Simon stormed over. “Good, you’ve met.” He took the girl by the arm and moved toward the door. “This way.”
Eliana sheathed Arabeth and followed them.
“My name is Navi,” the girl said, smiling back at Eliana as Simon hurried her out of the room.
But Eliana did not reply, for when she glanced back at the open windows of the bathing room, she saw a figure drop down from the roof to land on the terrace outside.
Tall and thin, with creamy, pale skin and fair hair tied back in one long braid, dressed all in black save for a bloodred dress cloak that swept the ground:
Rahzavel.
11
Rielle
“Of Aryava’s prophecy, there are many interpretations. Some dismiss his dying words as the nonsense ramblings of a great angelic mind gone to ruin. But all scholars do agree on this: despite the war dividing their people, the blood of both humans and angels that stained their hands, the angel Aryava loved Saint Katell the sunspinner—and that love saved us all.”
—“A Discourse on the Prophecy of Aryava”
As translated by Grand Magister Isabeau Bazinet of the Holdfast
Transcribed on October 6, Year 12 of the Second Age
After two hours, the king declared a recess, and Rielle’s guards escorted her into one of the hall’s antechambers.
She sank into the first chair she saw, so tired she felt ill. The councils had attacked her with questions—what it felt like to manipulate so many elements at once, and all with the same body. If singing the wind felt different than controlling fire or shaking the earth, or was it all the same to her?
What sort of lessons had Tal given her over the years?
Oh, he had tried to kill her, on occasion, to test her restraint?
How had he done that, and how many times?
How had she fought the instinctive desire to save herself? What a marvelous testament to her control. And where, they asked, had that control been, out on the racecourse?
They had let her sit for at least some of the questioning, but she still felt as exhausted as if she had ridden the entire Chase all over again. Twice.
Just as her eyes started drifting shut, the doors flew open, and Audric entered the room.
“Leave us,” he told the guards.
The guards did not move. There was a beat of silence in which everything hung suspended.
“I think if Lady Rielle wanted to kill me,” Audric snapped, “she would have done it years ago. Leave us.”
The guards left at once.
Rielle was now entirely awake. She stood, her heart thundering. Where to even begin with him?
“Audric,” she said, her voice coming out frayed, “I’m sorry I didn’t tell you.”
“I understand why you didn’t. God, Rielle, I… Please, don’t apologize. Are you all right?”
She let out a soft huff of laughter. “Not entirely.”
Audric came to her, cradled her hands in his.
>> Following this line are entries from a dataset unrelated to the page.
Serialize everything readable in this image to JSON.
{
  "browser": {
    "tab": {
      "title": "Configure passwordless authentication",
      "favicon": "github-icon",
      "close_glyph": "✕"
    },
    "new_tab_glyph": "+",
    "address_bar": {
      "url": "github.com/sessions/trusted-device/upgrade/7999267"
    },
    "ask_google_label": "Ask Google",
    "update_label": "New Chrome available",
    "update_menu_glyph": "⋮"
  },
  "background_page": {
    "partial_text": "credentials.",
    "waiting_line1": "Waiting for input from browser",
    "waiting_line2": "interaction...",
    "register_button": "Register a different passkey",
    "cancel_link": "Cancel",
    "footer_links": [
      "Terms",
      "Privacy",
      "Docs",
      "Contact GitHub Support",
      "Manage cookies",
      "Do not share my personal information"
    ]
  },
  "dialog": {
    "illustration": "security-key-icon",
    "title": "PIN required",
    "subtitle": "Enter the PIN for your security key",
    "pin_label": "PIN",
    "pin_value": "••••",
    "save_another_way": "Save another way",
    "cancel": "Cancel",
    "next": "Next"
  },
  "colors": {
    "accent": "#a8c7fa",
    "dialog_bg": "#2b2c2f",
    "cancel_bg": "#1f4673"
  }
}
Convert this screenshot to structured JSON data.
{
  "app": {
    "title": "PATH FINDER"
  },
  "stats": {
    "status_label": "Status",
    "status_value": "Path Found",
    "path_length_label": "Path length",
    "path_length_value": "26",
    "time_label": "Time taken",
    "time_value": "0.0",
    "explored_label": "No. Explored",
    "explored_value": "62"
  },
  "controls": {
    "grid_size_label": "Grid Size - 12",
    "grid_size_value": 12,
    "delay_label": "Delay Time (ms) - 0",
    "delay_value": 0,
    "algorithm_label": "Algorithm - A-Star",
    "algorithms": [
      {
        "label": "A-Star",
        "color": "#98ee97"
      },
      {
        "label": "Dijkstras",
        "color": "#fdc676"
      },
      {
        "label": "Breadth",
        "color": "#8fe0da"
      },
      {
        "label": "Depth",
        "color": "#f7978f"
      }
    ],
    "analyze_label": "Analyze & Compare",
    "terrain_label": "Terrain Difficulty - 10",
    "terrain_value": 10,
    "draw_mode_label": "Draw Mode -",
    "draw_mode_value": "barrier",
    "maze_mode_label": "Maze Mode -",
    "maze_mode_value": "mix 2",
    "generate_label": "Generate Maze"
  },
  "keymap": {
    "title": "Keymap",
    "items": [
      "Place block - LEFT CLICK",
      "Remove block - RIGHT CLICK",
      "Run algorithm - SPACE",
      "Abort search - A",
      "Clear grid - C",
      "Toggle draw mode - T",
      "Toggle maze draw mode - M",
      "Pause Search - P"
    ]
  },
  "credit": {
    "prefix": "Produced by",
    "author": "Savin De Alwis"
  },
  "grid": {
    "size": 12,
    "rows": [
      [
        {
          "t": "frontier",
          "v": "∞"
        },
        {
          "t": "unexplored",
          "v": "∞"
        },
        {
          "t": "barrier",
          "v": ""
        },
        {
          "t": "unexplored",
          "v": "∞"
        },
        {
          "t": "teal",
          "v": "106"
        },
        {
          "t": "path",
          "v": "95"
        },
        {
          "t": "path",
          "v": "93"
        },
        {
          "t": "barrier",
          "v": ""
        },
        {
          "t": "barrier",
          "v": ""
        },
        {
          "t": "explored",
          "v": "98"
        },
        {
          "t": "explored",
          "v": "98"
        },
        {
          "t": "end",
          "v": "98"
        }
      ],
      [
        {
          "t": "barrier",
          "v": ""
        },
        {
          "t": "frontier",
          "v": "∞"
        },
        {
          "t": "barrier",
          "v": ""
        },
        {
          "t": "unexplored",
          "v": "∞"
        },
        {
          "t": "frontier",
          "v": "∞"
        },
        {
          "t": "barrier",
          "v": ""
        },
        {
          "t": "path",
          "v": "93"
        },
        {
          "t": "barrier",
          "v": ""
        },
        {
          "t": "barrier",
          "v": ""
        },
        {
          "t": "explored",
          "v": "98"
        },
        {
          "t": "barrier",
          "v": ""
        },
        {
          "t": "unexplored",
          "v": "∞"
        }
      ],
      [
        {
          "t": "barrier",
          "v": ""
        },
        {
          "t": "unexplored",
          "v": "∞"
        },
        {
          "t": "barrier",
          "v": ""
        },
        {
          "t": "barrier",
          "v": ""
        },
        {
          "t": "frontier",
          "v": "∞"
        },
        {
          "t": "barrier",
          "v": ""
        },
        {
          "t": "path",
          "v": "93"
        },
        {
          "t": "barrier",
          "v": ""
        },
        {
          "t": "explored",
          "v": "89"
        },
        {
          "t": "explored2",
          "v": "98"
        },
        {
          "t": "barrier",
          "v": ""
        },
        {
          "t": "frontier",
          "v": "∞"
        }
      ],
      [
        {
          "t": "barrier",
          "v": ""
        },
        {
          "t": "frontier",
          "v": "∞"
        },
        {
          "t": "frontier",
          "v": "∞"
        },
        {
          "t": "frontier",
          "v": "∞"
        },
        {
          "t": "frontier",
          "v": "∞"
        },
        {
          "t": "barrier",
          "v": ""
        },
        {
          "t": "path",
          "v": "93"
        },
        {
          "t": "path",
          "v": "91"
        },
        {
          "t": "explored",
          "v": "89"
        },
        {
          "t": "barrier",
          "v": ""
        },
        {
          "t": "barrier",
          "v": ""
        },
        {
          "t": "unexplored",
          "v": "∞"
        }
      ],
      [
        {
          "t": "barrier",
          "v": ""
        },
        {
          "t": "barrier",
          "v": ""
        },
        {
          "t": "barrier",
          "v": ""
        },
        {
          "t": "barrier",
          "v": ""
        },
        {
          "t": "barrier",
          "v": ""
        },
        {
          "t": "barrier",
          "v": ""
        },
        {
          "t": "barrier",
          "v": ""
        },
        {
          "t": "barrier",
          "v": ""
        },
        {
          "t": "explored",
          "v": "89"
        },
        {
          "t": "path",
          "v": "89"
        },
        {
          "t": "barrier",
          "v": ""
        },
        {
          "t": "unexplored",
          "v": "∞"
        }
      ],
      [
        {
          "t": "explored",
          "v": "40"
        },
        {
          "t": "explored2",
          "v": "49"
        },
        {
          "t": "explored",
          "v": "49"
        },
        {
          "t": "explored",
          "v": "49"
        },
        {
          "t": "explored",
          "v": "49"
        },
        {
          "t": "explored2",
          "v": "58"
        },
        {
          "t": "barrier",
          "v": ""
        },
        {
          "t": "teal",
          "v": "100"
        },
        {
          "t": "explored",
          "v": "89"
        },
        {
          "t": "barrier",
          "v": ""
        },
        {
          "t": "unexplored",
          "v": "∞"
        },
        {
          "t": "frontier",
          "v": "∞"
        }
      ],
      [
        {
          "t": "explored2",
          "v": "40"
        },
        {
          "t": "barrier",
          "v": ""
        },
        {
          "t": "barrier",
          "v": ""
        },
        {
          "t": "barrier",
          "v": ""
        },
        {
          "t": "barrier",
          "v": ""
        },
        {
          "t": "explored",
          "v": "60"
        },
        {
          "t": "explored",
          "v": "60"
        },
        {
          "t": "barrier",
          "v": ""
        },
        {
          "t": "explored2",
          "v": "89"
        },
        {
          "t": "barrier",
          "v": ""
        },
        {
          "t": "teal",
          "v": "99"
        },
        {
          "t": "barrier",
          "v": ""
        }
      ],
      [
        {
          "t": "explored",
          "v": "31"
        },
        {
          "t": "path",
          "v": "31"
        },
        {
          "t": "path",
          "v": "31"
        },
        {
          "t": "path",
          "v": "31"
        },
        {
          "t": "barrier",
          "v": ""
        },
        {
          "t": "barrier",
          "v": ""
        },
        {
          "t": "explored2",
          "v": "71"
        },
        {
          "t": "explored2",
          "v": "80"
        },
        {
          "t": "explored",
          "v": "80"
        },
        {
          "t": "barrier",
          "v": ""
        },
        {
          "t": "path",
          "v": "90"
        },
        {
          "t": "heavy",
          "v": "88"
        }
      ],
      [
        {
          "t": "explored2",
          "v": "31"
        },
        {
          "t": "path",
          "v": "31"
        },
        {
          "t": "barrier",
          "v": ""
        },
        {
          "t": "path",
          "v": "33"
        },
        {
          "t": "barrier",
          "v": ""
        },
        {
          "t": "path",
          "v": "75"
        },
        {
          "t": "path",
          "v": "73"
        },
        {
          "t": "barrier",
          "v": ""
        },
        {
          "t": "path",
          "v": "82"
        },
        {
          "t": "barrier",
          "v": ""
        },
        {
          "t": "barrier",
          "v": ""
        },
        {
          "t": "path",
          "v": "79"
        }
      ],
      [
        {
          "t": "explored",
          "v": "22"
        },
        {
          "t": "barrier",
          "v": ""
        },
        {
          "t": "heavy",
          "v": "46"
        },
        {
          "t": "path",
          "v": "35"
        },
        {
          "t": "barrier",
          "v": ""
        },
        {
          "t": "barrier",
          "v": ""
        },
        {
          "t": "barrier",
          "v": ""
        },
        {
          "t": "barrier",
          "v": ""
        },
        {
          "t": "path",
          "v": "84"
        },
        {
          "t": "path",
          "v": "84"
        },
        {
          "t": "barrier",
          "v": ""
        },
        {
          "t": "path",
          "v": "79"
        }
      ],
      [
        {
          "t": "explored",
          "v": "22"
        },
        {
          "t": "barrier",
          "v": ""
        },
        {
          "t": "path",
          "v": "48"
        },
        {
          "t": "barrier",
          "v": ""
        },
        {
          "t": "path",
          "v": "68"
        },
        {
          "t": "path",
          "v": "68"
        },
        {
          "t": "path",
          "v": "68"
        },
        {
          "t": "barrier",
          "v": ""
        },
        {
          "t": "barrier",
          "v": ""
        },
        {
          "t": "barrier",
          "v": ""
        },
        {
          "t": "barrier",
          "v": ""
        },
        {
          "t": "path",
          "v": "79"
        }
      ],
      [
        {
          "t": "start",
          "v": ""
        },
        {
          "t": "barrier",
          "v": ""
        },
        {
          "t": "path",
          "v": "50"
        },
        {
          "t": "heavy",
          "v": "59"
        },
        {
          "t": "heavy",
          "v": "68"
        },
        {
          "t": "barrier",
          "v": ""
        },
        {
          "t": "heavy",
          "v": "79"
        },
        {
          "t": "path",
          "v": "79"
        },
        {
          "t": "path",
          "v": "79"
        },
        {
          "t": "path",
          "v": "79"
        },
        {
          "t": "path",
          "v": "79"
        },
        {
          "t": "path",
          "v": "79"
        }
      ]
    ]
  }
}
His thumb brushed against her wrist like a kiss. “I cannot forgive them for doing this to you.”
Every gentle press of his fingers made Rielle’s stomach twist. “Father and Tal?”
“They should be ashamed of their cowardice.”
“Well, I’m sure Tal is, anyway.”
“Good.”
“They thought they were doing what was best.”
Audric frowned. “For the kingdom.”
“Of course.”
“And for you?”
She hesitated. How many times had she asked this question of her father, only to be shamed into silence? “My happiness is unimportant compared to the safety of those around me.”
“Unimportant!” Audric released her, dragging a hand through his dark curls. “That’s what they’ve been telling you all these years.”
Suddenly the air around them felt charged; Rielle’s fingers prickled from the nearness of magic. The air bloomed with heat. Rielle caught the slightly singed scent of sunspinner magic—a blazing noon sky, a hot summer’s day. Audric’s eyes snapped to hers before he turned away, his shoulders high and tense. He moved to the window, placed his palm against the sun-warmed glass.
When he looked back to her, his face was not quite so furious, and the air had calmed.
“Your happiness is important, Rielle,” he said softly. “And I’m sorry I didn’t see what was happening this entire time, right before my eyes. If I’d known, I would never have let them…”
He trailed off, his jaw clenched. She wanted so badly to touch him.
“I know,” she told him instead.
“You were marvelous out there, during the race. I’ve never seen that kind of power. Rielle, it was beautiful.”